Second, atheism deals with belief, or the lack thereof, predicated on whether or not the belief can be established. Gnosticism deals with the question of knowledge. What do we know about the god in question, and do we know enough to formulate something more than a philosophical construct? Usually the answer is no, but in cases where there just isn’t enough evidence to rule out the god, then belief does not automatically follow.
When you don’t have enough information to make an affirmative claim, the default position is simply not knowing.
Typically theists will make the mistake of making a Kirgardian leap of faith, taking them from the default position of agnosticism into belief. Meanwhile, atheists simply make the proposition that since none of the claims have been met, then it appears as if there is no god and therefore no reason to believe is justified.
As a proposition atheism does fall into the belief category. But it’s not a positive claim because it only arises as a response to theism. If there was no theism then there would be no atheism, as atheism would be the default position. It would simply be called reality.
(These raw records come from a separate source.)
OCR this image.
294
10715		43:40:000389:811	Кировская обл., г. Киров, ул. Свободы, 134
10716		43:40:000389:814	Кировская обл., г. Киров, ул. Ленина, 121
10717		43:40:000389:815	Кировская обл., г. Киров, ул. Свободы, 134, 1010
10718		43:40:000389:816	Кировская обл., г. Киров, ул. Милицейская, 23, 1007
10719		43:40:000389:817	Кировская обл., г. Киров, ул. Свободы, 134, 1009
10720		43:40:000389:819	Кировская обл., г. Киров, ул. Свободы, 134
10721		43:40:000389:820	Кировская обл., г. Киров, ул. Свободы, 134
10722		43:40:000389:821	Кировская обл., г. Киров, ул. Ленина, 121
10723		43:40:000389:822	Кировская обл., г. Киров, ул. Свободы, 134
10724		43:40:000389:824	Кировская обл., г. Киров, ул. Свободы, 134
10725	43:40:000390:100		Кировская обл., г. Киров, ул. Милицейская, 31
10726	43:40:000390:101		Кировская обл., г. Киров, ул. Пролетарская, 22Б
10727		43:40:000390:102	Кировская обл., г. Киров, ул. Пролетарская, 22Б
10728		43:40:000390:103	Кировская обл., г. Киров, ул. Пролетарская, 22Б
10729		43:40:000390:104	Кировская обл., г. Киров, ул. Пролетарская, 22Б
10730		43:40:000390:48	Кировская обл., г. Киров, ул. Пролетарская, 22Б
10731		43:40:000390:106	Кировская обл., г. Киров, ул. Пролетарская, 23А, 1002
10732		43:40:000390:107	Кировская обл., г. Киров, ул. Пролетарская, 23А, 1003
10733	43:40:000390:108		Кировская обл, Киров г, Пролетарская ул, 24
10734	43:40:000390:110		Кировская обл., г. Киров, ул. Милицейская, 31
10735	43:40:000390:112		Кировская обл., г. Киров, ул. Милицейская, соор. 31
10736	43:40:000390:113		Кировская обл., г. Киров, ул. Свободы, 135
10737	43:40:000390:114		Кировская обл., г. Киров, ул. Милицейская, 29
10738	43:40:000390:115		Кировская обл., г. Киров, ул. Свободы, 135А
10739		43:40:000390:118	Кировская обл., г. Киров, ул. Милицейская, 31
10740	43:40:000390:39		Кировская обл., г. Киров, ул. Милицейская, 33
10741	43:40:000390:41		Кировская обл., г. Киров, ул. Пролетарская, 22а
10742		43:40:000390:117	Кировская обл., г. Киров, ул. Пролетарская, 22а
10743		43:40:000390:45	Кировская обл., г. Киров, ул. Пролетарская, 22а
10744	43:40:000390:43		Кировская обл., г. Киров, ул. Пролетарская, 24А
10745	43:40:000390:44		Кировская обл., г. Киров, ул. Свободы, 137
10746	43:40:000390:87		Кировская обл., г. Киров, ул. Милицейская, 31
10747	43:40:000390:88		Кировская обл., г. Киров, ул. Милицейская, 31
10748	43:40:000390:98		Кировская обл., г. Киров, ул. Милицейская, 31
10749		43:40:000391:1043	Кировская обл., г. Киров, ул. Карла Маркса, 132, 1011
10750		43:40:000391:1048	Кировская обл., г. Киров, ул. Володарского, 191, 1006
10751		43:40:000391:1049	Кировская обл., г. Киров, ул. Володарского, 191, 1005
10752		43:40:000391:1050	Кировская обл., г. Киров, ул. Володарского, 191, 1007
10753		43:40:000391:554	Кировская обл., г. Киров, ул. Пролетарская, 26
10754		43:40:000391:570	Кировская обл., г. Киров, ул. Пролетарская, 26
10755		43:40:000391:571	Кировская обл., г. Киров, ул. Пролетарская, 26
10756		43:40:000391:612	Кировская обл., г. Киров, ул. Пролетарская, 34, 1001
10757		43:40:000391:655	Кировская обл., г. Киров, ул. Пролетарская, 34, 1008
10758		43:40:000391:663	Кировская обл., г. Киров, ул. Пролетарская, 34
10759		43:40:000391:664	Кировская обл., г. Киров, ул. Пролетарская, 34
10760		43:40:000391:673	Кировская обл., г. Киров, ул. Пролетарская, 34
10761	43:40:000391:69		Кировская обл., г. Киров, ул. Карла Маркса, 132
Although I call myself a firm atheist, and I am agnostic with regard to the general question of the possibility of god, I actually would consider myself Ignostic.
Ignosticism is the theological position that every other theological position assumes too much about the concept of God.
Ignosticism holds two interrelated views about God. They are as follows:
- 1) The view that a coherent definition of God must be presented before the question of the existence of god can be meaningfully discussed.
- 2) If the definition provide is unfalsifiable, the ignostic takes the theological noncognitivist position that the question of the existence of God is meaningless.
In other words, a) a definition which is incoherent can’t be about anything, and b) a definition which isn’t about anything cannot be said to be meaningful.
Additionally, Ignosticism is not merely concerned with definitions by themselves, but rather, is concerned with competing definitions which are all attempting to define the same referent.
Referent: Definitions refer to things. A thing in the world that words and phrases are about is called a referent.